Menlo Ventures raises $3B fund after big bet on Anthropic pays off

▼ Summary
– Menlo Ventures raised $3 billion in its largest fund in 50 years, driven largely by its AI portfolio, with its stake in Anthropic now worth about $14 billion.
– Menlo made a bet-the-firm $750 million investment in Anthropic in 2024, preemptively leading the startup’s Series D at an $18.4 billion valuation.
– Menlo raised about $500 million of the investment through a special purpose vehicle (SPV), a risky move during the post-pandemic VC winter, with the rest from its own fund and insiders.
– Menlo’s $100 million startup fund with Anthropic, Anthology, has grown to about $250 million deployed, backing over 60 companies and producing returns from acquisitions like Graphite and Astrix Security.
– The fund has strengthened Menlo’s reputation for AI investing, with a portfolio including OpenRouter, Higgsfield, and OpenEvidence.
Menlo Ventures has secured $3 billion in fresh capital, marking the largest fundraising haul in the firm’s five-decade history. The milestone, announced Tuesday, is largely fueled by the soaring value of its AI investments, particularly its stake in Anthropic, which sources tell Bloomberg is now worth approximately $14 billion.
When Menlo made a bold $750 million bet on Anthropic in 2024 , leading the model maker’s Series D , the partners were, by their own admission, gripping the table. That investment round quadrupled Anthropic’s valuation to $18.4 billion at the time. While betting on a promising AI startup wasn’t inherently reckless, the way Menlo assembled that capital was far from conventional.
Menlo had been an early backer, investing before Anthropic even had a product to sell. By 2024, before the launch of tools like Claude Code or Claude Mythos, the company was already gaining serious traction. It had secured a $4 billion deal with Amazon, and venture capitalists were chasing it aggressively. Founded by former OpenAI researchers , including siblings Dario Amodei, the CEO, and Daniela Amodei, the president , Anthropic was the kind of rising star that still attracts intense interest from investors today.
But the mechanics of Menlo’s investment raised eyebrows. In 2024, the venture capital world was still recovering from the post-pandemic downturn. Giants like SoftBank and Tiger Global were licking their wounds. No one was writing checks for three-quarters of a billion dollars.
Menlo structured roughly $500 million of the deal as a special purpose vehicle, or SPV , a one-time investment entity pooling capital from multiple sources for a single transaction. The firm contributed $250 million from its own fund, along with additional money from insiders, according to Forbes reporting at the time. That brought the total round to $750 million.
Since then, AI-focused SPVs have proliferated, with Anthropic becoming a prime target. In fact, the company issued a warning last month, labeling all unauthorized SPVs and secondary markets claiming to sell its stock as outright “scams.”

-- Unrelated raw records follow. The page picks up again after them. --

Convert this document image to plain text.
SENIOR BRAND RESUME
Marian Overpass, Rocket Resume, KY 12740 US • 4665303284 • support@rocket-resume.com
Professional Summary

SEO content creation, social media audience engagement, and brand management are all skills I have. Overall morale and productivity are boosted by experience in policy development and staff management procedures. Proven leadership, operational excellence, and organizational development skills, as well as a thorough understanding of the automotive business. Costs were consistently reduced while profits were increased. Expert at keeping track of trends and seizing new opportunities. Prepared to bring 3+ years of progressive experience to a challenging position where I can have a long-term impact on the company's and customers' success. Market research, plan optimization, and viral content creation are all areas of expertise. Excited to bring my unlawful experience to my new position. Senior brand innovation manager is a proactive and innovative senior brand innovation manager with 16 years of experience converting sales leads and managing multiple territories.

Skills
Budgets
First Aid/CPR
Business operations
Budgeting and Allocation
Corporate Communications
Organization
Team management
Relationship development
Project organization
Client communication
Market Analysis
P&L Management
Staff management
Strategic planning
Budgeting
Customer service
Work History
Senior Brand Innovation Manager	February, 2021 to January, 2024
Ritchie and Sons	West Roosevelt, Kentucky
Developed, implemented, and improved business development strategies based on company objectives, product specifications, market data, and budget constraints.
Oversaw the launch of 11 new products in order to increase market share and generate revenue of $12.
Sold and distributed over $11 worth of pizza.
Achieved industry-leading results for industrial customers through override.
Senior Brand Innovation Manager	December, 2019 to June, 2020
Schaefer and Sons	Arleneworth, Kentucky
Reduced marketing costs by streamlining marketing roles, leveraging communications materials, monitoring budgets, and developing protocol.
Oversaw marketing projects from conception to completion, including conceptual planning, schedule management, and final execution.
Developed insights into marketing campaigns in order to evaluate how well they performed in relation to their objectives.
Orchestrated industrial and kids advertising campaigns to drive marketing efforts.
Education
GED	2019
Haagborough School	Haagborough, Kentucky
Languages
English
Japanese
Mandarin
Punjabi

For those who participated in Menlo’s authorized deal in 2024, however, the aggressive strategy paid off handsomely. Menlo went on to invest in Anthropic’s Series E and Series F rounds as well.
Beyond that, Menlo launched a $100 million startup fund with Anthropic in 2024, playfully named Anthology. That fund has since grown to roughly $250 million in deployed capital, according to a source familiar with the fund. It has backed more than 60 companies, offering them access to Anthropic leaders and credits for Claude. Several investments have already yielded returns, including Graphite, acquired by Cursor, and Astrix Security, acquired by Cisco.
The Anthology fund gives Menlo a direct line into the earliest stages of AI innovation, helping the firm stay ahead of emerging categories and technologies. Menlo has since built a wider reputation for AI investing, with a portfolio that now includes stars like OpenRouter, Higgsfield, Legora, Lovable, and OpenEvidence, among many others.